“Thinking based on value, not data”
Published on 08/03/2022 in Solution news
Software company SAS and Proximus join forces. Together they help companies gain added value from their data using analysis. For SAS, which specializes in analytics, AI, and data management, this is the first partnership with a telecom company.
The importance of IoT is growing, especially in manufacturing. Manufacturing companies are increasingly equipping their machines with connected sensors. These in turn provide a growing volume of data. “But data without insight is worthless,” says Sander Huysmans, Sales Director Enterprise & Growth at SAS. “Once you are caught in a data swamp, it is difficult to get out of it. Equally, data without action is also worthless.” That is confirmed by consultancy firm McKinsey. They showed that seven out of ten IoT projects that used AI delivered results that exceeded expectations. Without AI, that figure is significantly lower.
“IoT is becoming more and more established,” says Dries van der Kleij, Business Development Manager Industrial Analytics at Proximus. “The building blocks are available: sensors, cloud, AI. The real challenge now is to look for the real added value.” AI allows manufacturing companies to maintain their competitive edge over, for example, competitors from China. “AI then provides, among other things, the necessary solution to speed up processes and make them safer.”
Start with the end point
According to IDC research, the combination of IoT and AI should lead to a reduction in cost by ten percent. So why are not more companies making that bet? “They do, but too often they start from technology,” says Sander. “That’s exactly where things go wrong.” Eight out of ten of the algorithms never get past the pilot phase. For the remaining two, putting them into effective use takes at least seven months. “You should not look at the technology as the starting point, but instead use the desired outcome as the end point.”
Anyone starting out with IoT needs a lighthouse case : a concrete project that gets the whole company on board.
Sander Huysmans, Sales Director Enterprise & Growth at SAS
“Clearly, the applicability of AI cannot possibly provide equal value everywhere,” says Dries. “A great deal depends on the conditions in the plant, on how the processes are organized, and so on.” This only makes it more important to start based on a certain strategy, with a clear goal in mind. “That requires a lighthouse case,” Sander adds. “A concrete project that you can use to get the whole company on board: preferably not too technically complex, but above all with a clearly visible added value.”
Such a route allows starting at one production line, for example, and then expanding further. Sander gives the example of a project with SAS software at a company in the chemical industry. “The combination of IoT and AI resulted in production volume increase of 20% at three production lines, with a 26% reduction of energy consumption. That shows how the company looked at the project from a concrete objective: more results at lower costs and in a more sustainable way.”

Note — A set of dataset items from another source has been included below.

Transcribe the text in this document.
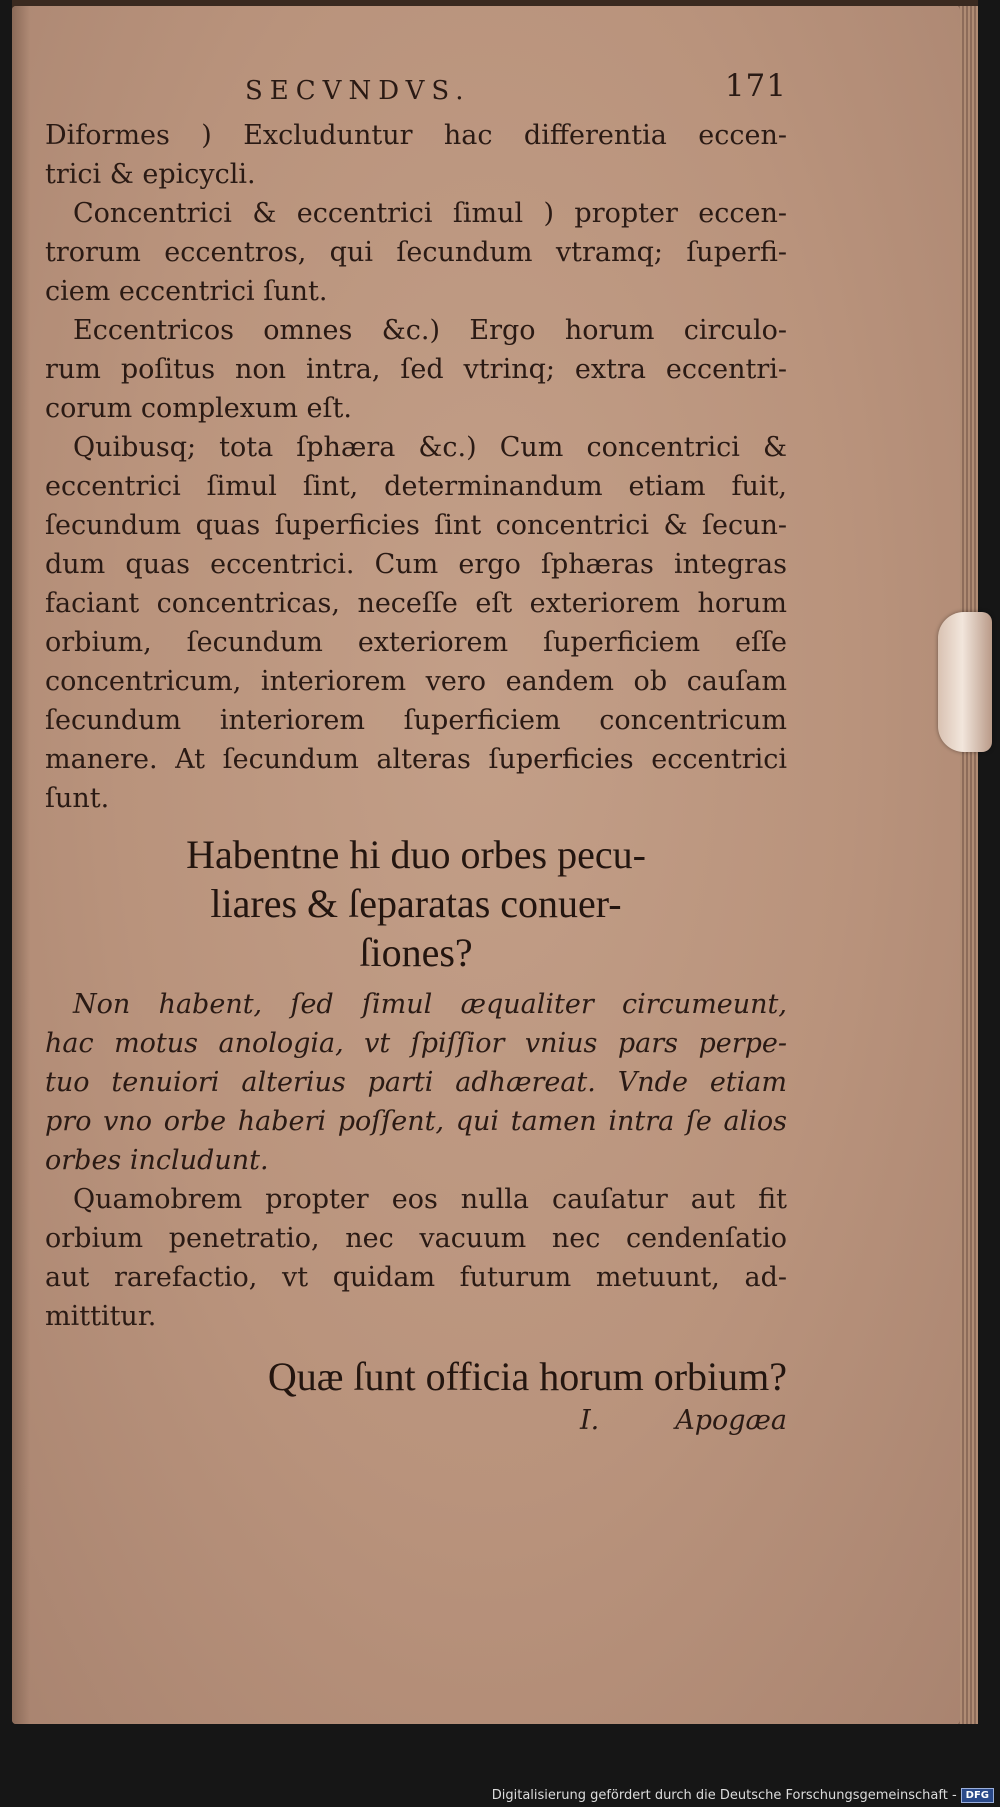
SECVNDVS.	171
Diformes ) Excluduntur hac differentia eccen-
trici & epicycli.
Concentrici & eccentrici ſimul ) propter eccen-
trorum eccentros, qui ſecundum vtramq; ſuperfi-
ciem eccentrici ſunt.
Eccentricos omnes &c.) Ergo horum circulo-
rum poſitus non intra, ſed vtrinq; extra eccentri-
corum complexum eſt.
Quibusq; tota ſphæra &c.) Cum concentrici &
eccentrici ſimul ſint, determinandum etiam fuit,
ſecundum quas ſuperficies ſint concentrici & ſecun-
dum quas eccentrici. Cum ergo ſphæras integras
faciant concentricas, neceſſe eſt exteriorem horum
orbium, ſecundum exteriorem ſuperficiem eſſe
concentricum, interiorem vero eandem ob cauſam
ſecundum interiorem ſuperficiem concentricum
manere. At ſecundum alteras ſuperficies eccentrici
ſunt.
Habentne hi duo orbes pecu-
liares & ſeparatas conuer-
ſiones?
Non habent, ſed ſimul æqualiter circumeunt,
hac motus anologia, vt ſpiſſior vnius pars perpe-
tuo tenuiori alterius parti adhæreat. Vnde etiam
pro vno orbe haberi poſſent, qui tamen intra ſe alios
orbes includunt.
Quamobrem propter eos nulla cauſatur aut fit
orbium penetratio, nec vacuum nec cendenſatio
aut rarefactio, vt quidam futurum metuunt, ad-
mittitur.
Quæ ſunt officia horum orbium?
I.	Apogæa
Digitalisierung gefördert durch die Deutsche Forschungsgemeinschaft - DFG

A wide range of applications
There is no shortage of possible applications. “Everything you can think of as a human being can be put into an algorithm,” says Dries, “from very simple models, for example around anomaly detection in a production environment, to deep learning and neural networks.” In practice, companies today mainly opt for pathways that, for example, improve the usability of machines or the quality of products. “There are also great cases to take from logistics. The combination and analysis of large data volumes there helps optimize logistics goods flows.”
Edge computing and 5G as game changers
In addition, technological evolution in itself also creates new opportunities. “Communication sometimes used to be the slowing factor in IoT,” says Sander. “Edge computing plays a part in removing that barrier.” That is because edge computing offers the opportunity for data analysis to be done locally. Yet here, in particular, we should see 5G as the real game changer. “With 5G, there is virtually no latency any longer,” Dries explains. “5G allows IoT applications with large data volumes to run mobile and without any latency, even in environments where a wired solution is not possible.”
An IoT project should be started as one whole, with data as well as analysis.
Dries van der Kleij, Business Development Manager Industrial Analytics at Proximus
A strong partner ecosystem
It is of course no coincidence that SAS and Proximus are joining forces. A successful IoT project rests on two pillars: data and analytics. “When you start a project, you simultaneously have to include those two aspects,” says Dries. Proximus’ connectivity enables data to be brought together and then SAS’ applications extract the necessary insights.
Microsoft – a partner of both companies – fits in here as well, as a provider of, among other things, the required storage and computing power. Codit, one of the companies in the Proximus ecosystem, is in charge of integration. “That is how we take the complexity out of the process,” concludes Alex Lorette, Director of Enterprise Solutions & Platforms at Proximus. “For the customer, this leaves only the most efficient approach, supported by our partner ecosystem.”
Sander Huysmans is Sales Director Enterprise & Growth at SAS.
Dries van der Kleij is Business Development Manager Industrial Analytics at Proximus.
ThinkThings 2021 has shown how new technology has been put into practice with concrete applications. IoT and data analytics were some of the important topics during the event.